Romans 11:33-36

Oh, the depth of the riches and wisdom and knowledge of God! How unsearchable are his judgments and how inscrutable his ways! “For who has known the mind of the Lord, or who has been his counselor? Or who has given a gift to him that he might be repaid?” For from him and through him and to him are all things. To him be glory forever. Amen.

Sunday, February 8, 2009

Puritan Passages


Ephesians 3:19

The Saint’s Life—John Durant

Christ’s love is the saint’s life. Paul tells you he was dead to the law that he might live to God. And the ground thereof was this, that he lived by faith in Christ, who loved him (Gal. 2:20).
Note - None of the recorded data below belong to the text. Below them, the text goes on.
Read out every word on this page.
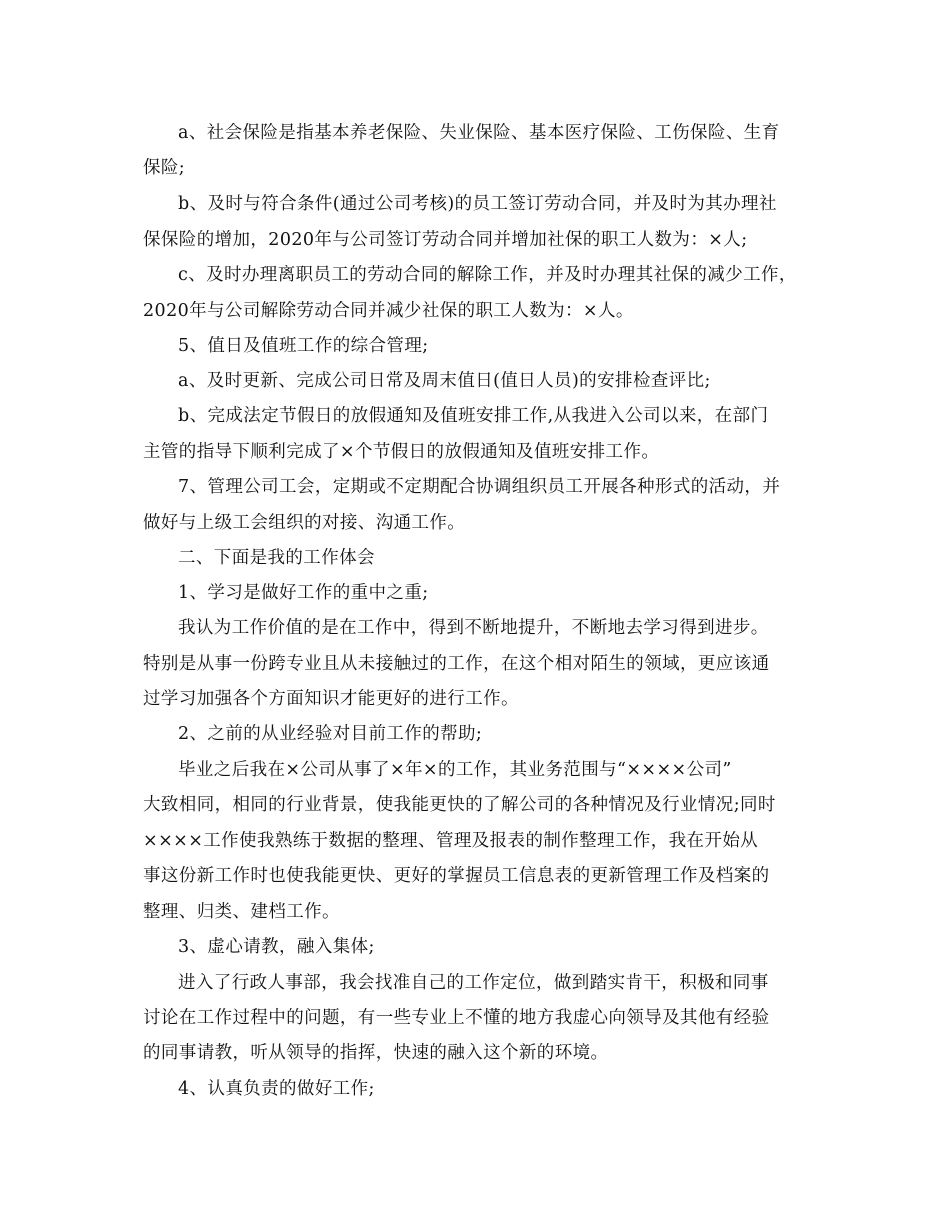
a、社会保险是指基本养老保险、失业保险、基本医疗保险、工伤保险、生育
保险;
b、及时与符合条件(通过公司考核)的员工签订劳动合同，并及时为其办理社
保保险的增加，2020年与公司签订劳动合同并增加社保的职工人数为：×人;
c、及时办理离职员工的劳动合同的解除工作，并及时办理其社保的减少工作，
2020年与公司解除劳动合同并减少社保的职工人数为：×人。
5、值日及值班工作的综合管理;
a、及时更新、完成公司日常及周末值日(值日人员)的安排检查评比;
b、完成法定节假日的放假通知及值班安排工作,从我进入公司以来，在部门
主管的指导下顺利完成了×个节假日的放假通知及值班安排工作。
7、管理公司工会，定期或不定期配合协调组织员工开展各种形式的活动，并
做好与上级工会组织的对接、沟通工作。
二、下面是我的工作体会
1、学习是做好工作的重中之重;
我认为工作价值的是在工作中，得到不断地提升，不断地去学习得到进步。
特别是从事一份跨专业且从未接触过的工作，在这个相对陌生的领域，更应该通
过学习加强各个方面知识才能更好的进行工作。
2、之前的从业经验对目前工作的帮助;
毕业之后我在×公司从事了×年×的工作，其业务范围与“××××公司”
大致相同，相同的行业背景，使我能更快的了解公司的各种情况及行业情况;同时
××××工作使我熟练于数据的整理、管理及报表的制作整理工作，我在开始从
事这份新工作时也使我能更快、更好的掌握员工信息表的更新管理工作及档案的
整理、归类、建档工作。
3、虚心请教，融入集体;
进入了行政人事部，我会找准自己的工作定位，做到踏实肯干，积极和同事
讨论在工作过程中的问题，有一些专业上不懂的地方我虚心向领导及其他有经验
的同事请教，听从领导的指挥，快速的融入这个新的环境。
4、认真负责的做好工作;
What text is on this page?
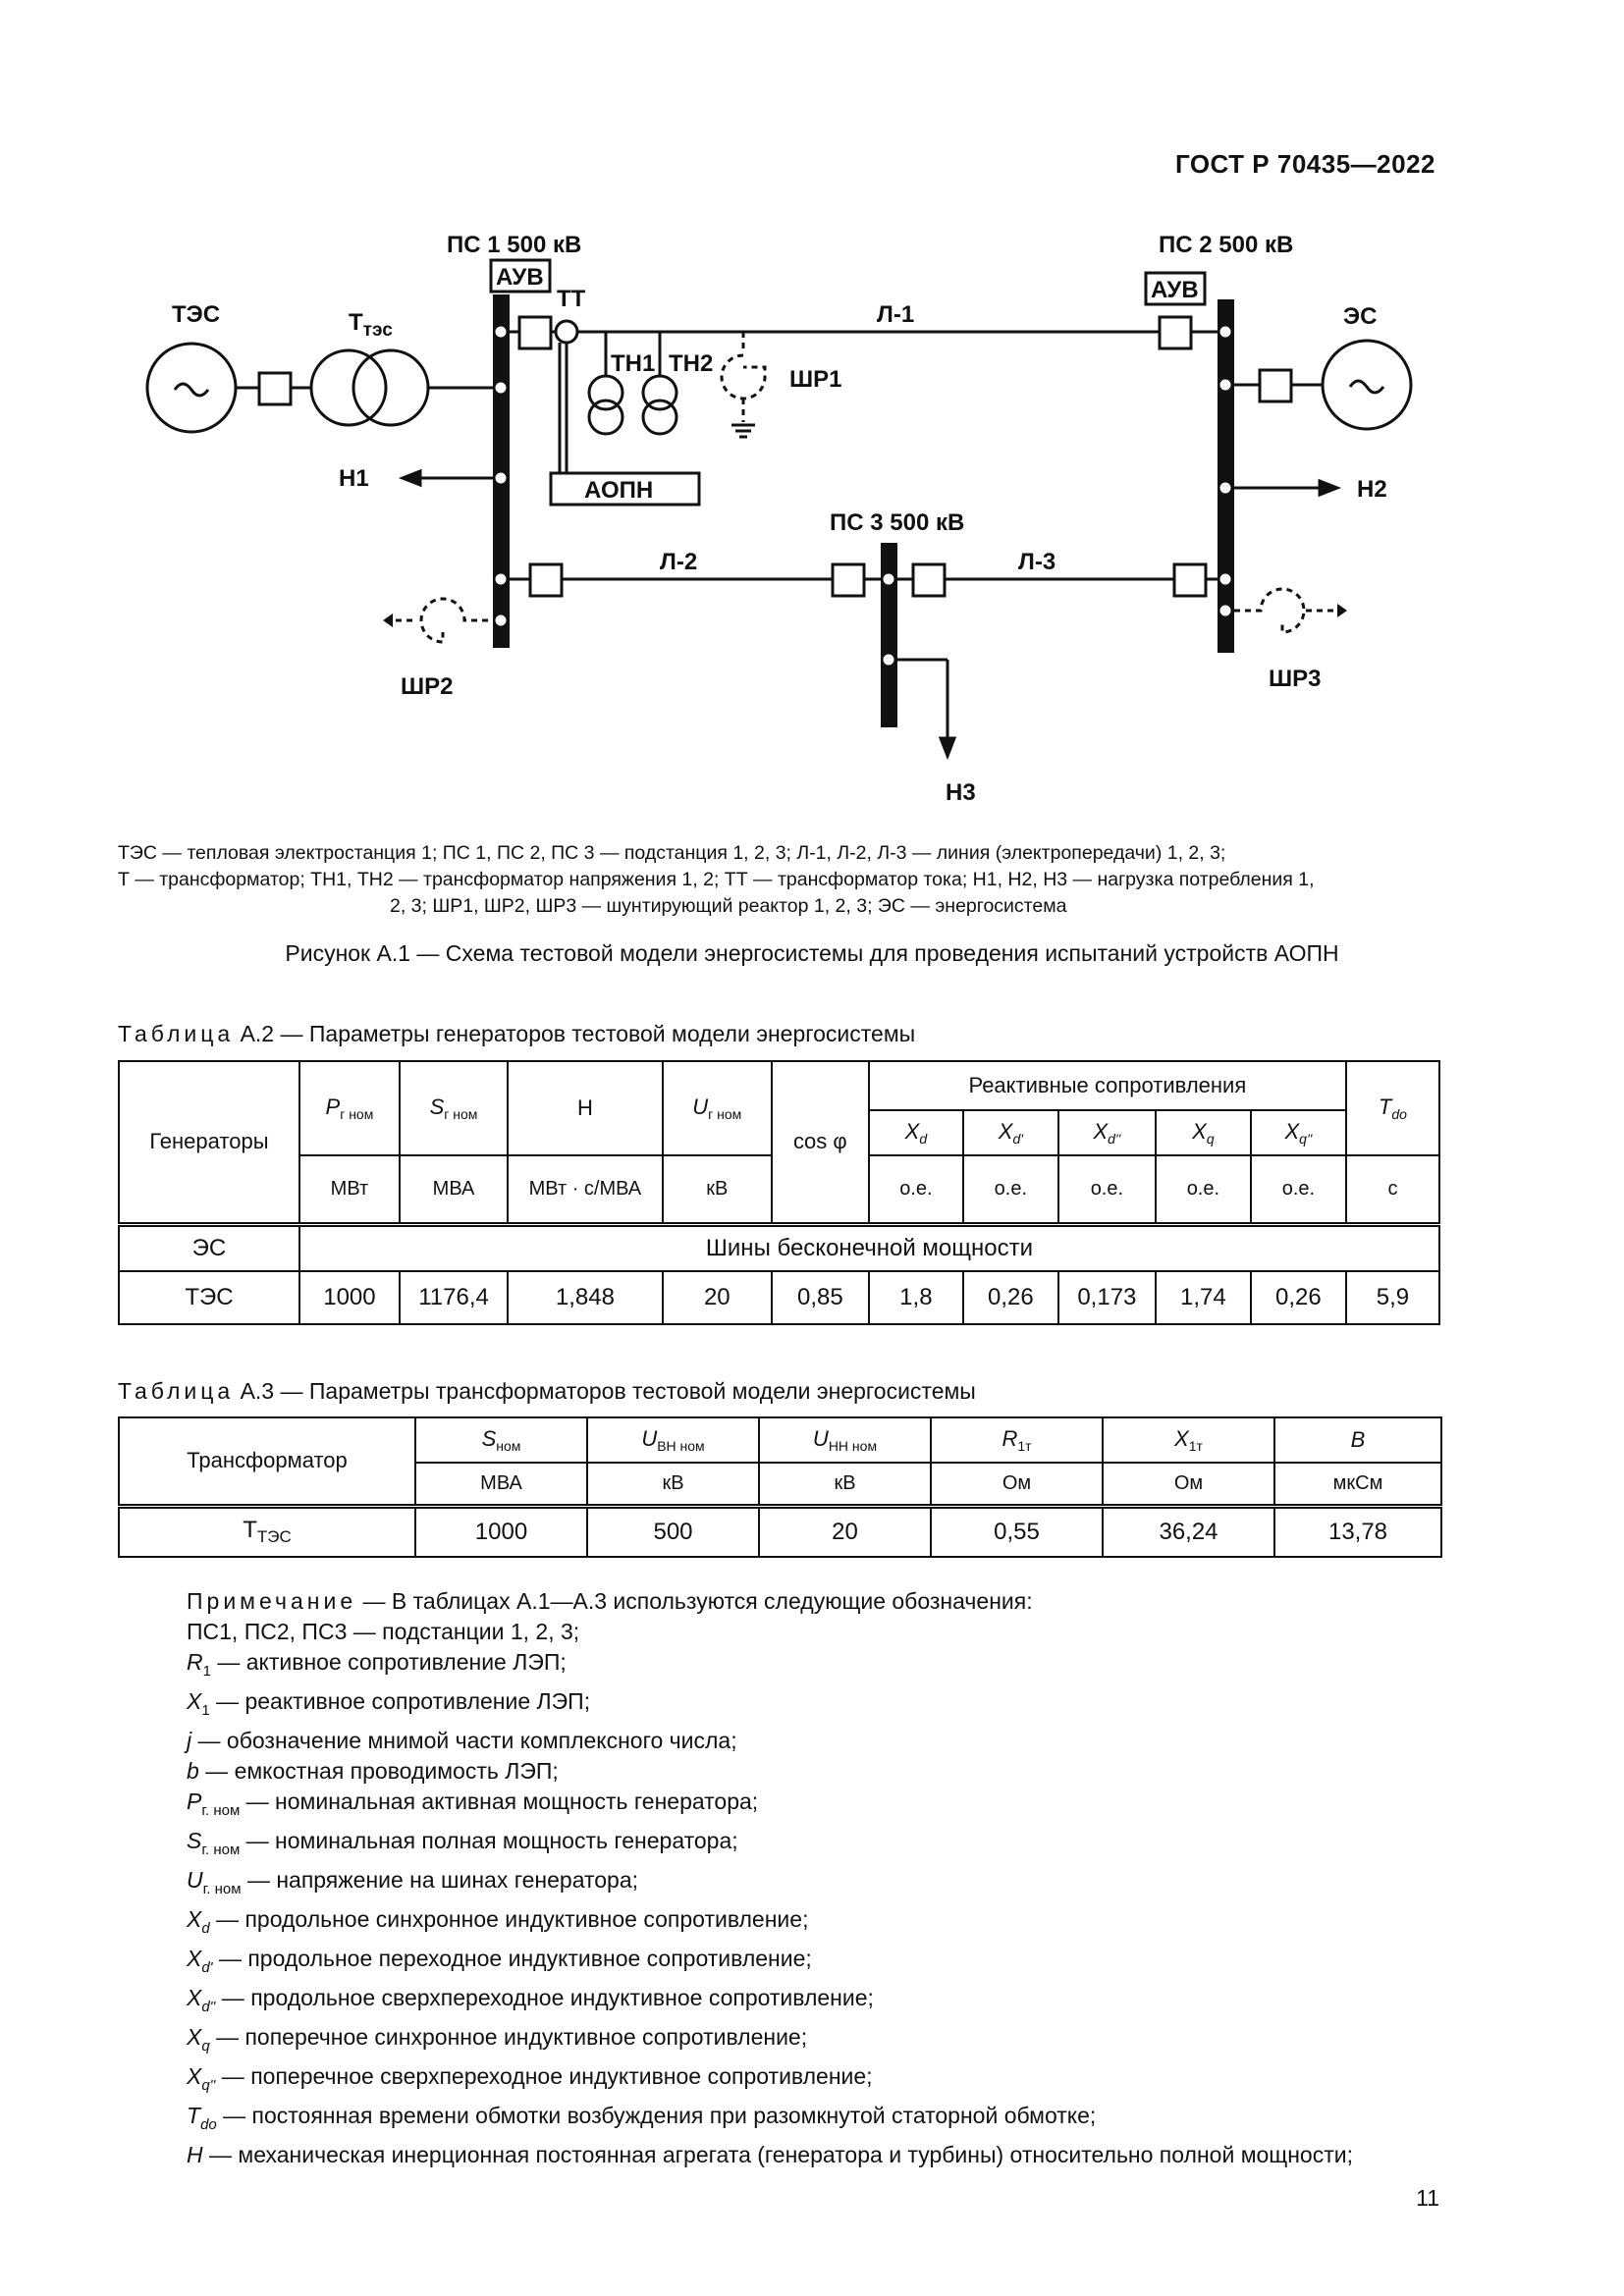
ГОСТ Р 70435—2022
ПС 1 500 кВ	ПС 2 500 кВ
ПС 3 500 кВ
АУВ	АУВ
ТТ
ТЭС	ЭС
$Т_{тэс}$
ТН1 ТН2
ШР1
ШР2	ШР3
Л-1
Л-2	Л-3
Н1	Н2
Н3
АОПН
ТЭС — тепловая электростанция 1; ПС 1, ПС 2, ПС 3 — подстанция 1, 2, 3; Л-1, Л-2, Л-3 — линия (электропередачи) 1, 2, 3;
Т — трансформатор; ТН1, ТН2 — трансформатор напряжения 1, 2; ТТ — трансформатор тока; Н1, Н2, Н3 — нагрузка потребления 1,
2, 3; ШР1, ШР2, ШР3 — шунтирующий реактор 1, 2, 3; ЭС — энергосистема
Рисунок А.1 — Схема тестовой модели энергосистемы для проведения испытаний устройств АОПН
Таблица А.2 — Параметры генераторов тестовой модели энергосистемы
Генераторы	$P_{г ном}$	$S_{г ном}$	H	$U_{г ном}$	cos φ	Реактивные сопротивления					$T_{do}$
						$X_d$	$X_{d'}$	$X_{d''}$	$X_q$	$X_{q''}$
	МВт	МВА	МВт · с/МВА	кВ		о.е.	о.е.	о.е.	о.е.	о.е.	с
ЭС	Шины бесконечной мощности										
ТЭС	1000	1176,4	1,848	20	0,85	1,8	0,26	0,173	1,74	0,26	5,9
Таблица А.3 — Параметры трансформаторов тестовой модели энергосистемы
Трансформатор	$S_{ном}$	$U_{ВН ном}$	$U_{НН ном}$	$R_{1т}$	$X_{1т}$	B
	МВА	кВ	кВ	Ом	Ом	мкСм
$Т_{ТЭС}$	1000	500	20	0,55	36,24	13,78
Примечание — В таблицах А.1—А.3 используются следующие обозначения:
ПС1, ПС2, ПС3 — подстанции 1, 2, 3;
$R_1$ — активное сопротивление ЛЭП;
$X_1$ — реактивное сопротивление ЛЭП;
j — обозначение мнимой части комплексного числа;
b — емкостная проводимость ЛЭП;
$P_{г. ном}$ — номинальная активная мощность генератора;
$S_{г. ном}$ — номинальная полная мощность генератора;
$U_{г. ном}$ — напряжение на шинах генератора;
$X_d$ — продольное синхронное индуктивное сопротивление;
$X_{d'}$ — продольное переходное индуктивное сопротивление;
$X_{d''}$ — продольное сверхпереходное индуктивное сопротивление;
$X_q$ — поперечное синхронное индуктивное сопротивление;
$X_{q''}$ — поперечное сверхпереходное индуктивное сопротивление;
$T_{do}$ — постоянная времени обмотки возбуждения при разомкнутой статорной обмотке;
H — механическая инерционная постоянная агрегата (генератора и турбины) относительно полной мощности;
11
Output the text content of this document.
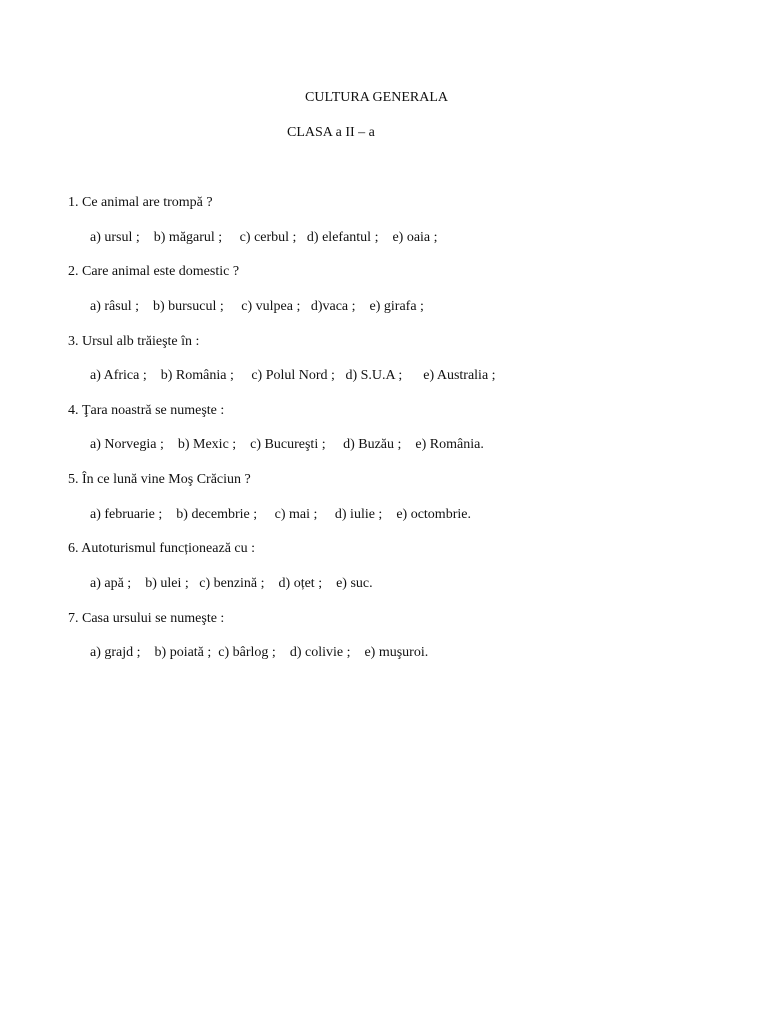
CULTURA GENERALA
CLASA a II – a
1. Ce animal are trompă ?
a) ursul ;    b) măgarul ;     c) cerbul ;   d) elefantul ;    e) oaia ;
2. Care animal este domestic ?
a) râsul ;    b) bursucul ;     c) vulpea ;   d)vaca ;    e) girafa ;
3. Ursul alb trăieşte în :
a) Africa ;    b) România ;     c) Polul Nord ;   d) S.U.A ;      e) Australia ;
4. Ţara noastră se numeşte :
a) Norvegia ;    b) Mexic ;    c) Bucureşti ;     d) Buzău ;    e) România.
5. În ce lună vine Moş Crăciun ?
a) februarie ;    b) decembrie ;     c) mai ;     d) iulie ;    e) octombrie.
6. Autoturismul funcționează cu :
a) apă ;    b) ulei ;   c) benzină ;    d) oțet ;    e) suc.
7. Casa ursului se numeşte :
a) grajd ;    b) poiată ;  c) bârlog ;    d) colivie ;    e) muşuroi.
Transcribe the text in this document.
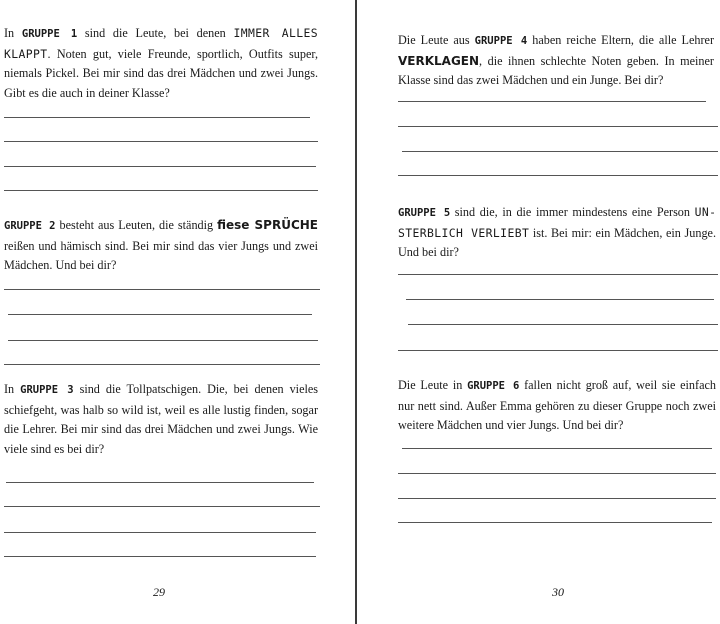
In GRUPPE 1 sind die Leute, bei denen IMMER ALLES KLAPPT. Noten gut, viele Freunde, sportlich, Outfits super, niemals Pickel. Bei mir sind das drei Mädchen und zwei Jungs. Gibt es die auch in deiner Klasse?

GRUPPE 2 besteht aus Leuten, die ständig fiese SPRÜCHE reißen und hämisch sind. Bei mir sind das vier Jungs und zwei Mädchen. Und bei dir?

In GRUPPE 3 sind die Tollpatschigen. Die, bei denen vieles schiefgeht, was halb so wild ist, weil es alle lustig finden, sogar die Lehrer. Bei mir sind das drei Mädchen und zwei Jungs. Wie viele sind es bei dir?

29

Die Leute aus GRUPPE 4 haben reiche Eltern, die alle Lehrer VERKLAGEN, die ihnen schlechte Noten geben. In meiner Klasse sind das zwei Mädchen und ein Junge. Bei dir?

GRUPPE 5 sind die, in die immer mindestens eine Person UNSTERBLICH VERLIEBT ist. Bei mir: ein Mädchen, ein Junge. Und bei dir?

Die Leute in GRUPPE 6 fallen nicht groß auf, weil sie einfach nur nett sind. Außer Emma gehören zu dieser Gruppe noch zwei weitere Mädchen und vier Jungs. Und bei dir?

30
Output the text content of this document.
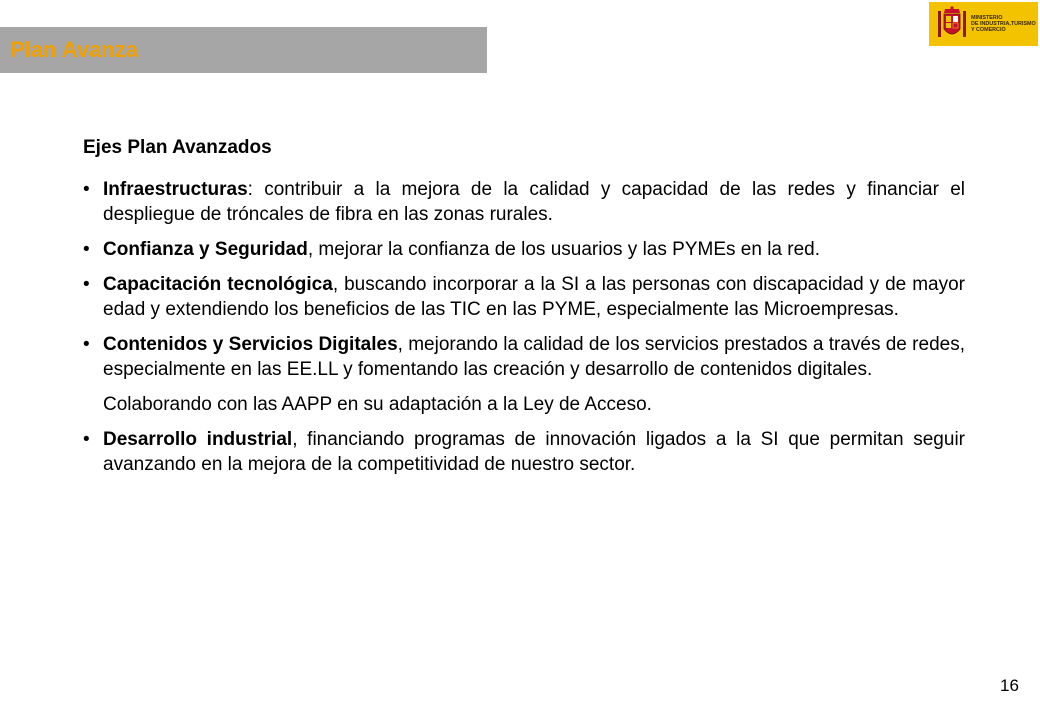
Plan Avanza
MINISTERIO
DE INDUSTRIA,TURISMO
Y COMERCIO
Ejes Plan Avanzados
• Infraestructuras: contribuir a la mejora de la calidad y capacidad de las redes y financiar el despliegue de tróncales de fibra en las zonas rurales.
• Confianza y Seguridad, mejorar la confianza de los usuarios y las PYMEs en la red.
• Capacitación tecnológica, buscando incorporar a la SI a las personas con discapacidad y de mayor edad y extendiendo los beneficios de las TIC en las PYME, especialmente las Microempresas.
• Contenidos y Servicios Digitales, mejorando la calidad de los servicios prestados a través de redes, especialmente en las EE.LL y fomentando las creación y desarrollo de contenidos digitales.
Colaborando con las AAPP en su adaptación a la Ley de Acceso.
• Desarrollo industrial, financiando programas de innovación ligados a la SI que permitan seguir avanzando en la mejora de la competitividad de nuestro sector.
16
As the life, so likewise the comfort of the saints is wrapped up in the love of Christ. A believer can neither live nor rejoice if the Lord Jesus smiles not upon the soul. But if Jesus Christ will but smile, and shine in the light of His love, believers know, not only how to live, but also how to rejoice, in all, even the worst of times.

Hence it was, that this apostle, praying to the Father of our Lord Jesus, for the Ephesians, that they might not faint at his tribulations, he entreats that to this purpose they might know the love of Christ which passes knowledge… the love of Christ to believers is transcendent, it being above expression. Those who enjoy Christ’s love, they know not how to express it, such is the transcendence of the love, that it passes their knowledge how to express it in any language.

The Scripture sets out the height of things by this, that they are unspeakable; so when it would heighten, and declare the transcendence of the rapture in which Paul was (when wrapped up on the third heaven) and the glory of that which he then heard, it sets it down by this, that it was unutterable. He heard unutterable words… which it was not possible for a man to utter (2 Cor. 12:14).

The transcendence of Christ’s love to believers is such that no one (no, though they had the tongues of men and angels) knows how to express it…. The most spiritual mathematician is not able to commensurate Christ’s love in all its dimensions. It is as possible for that little crevice of the body (the eye) to let in all the light of the sun, as it is for that great eye of the soul (knowledge) to let in the luster of Christ’s love.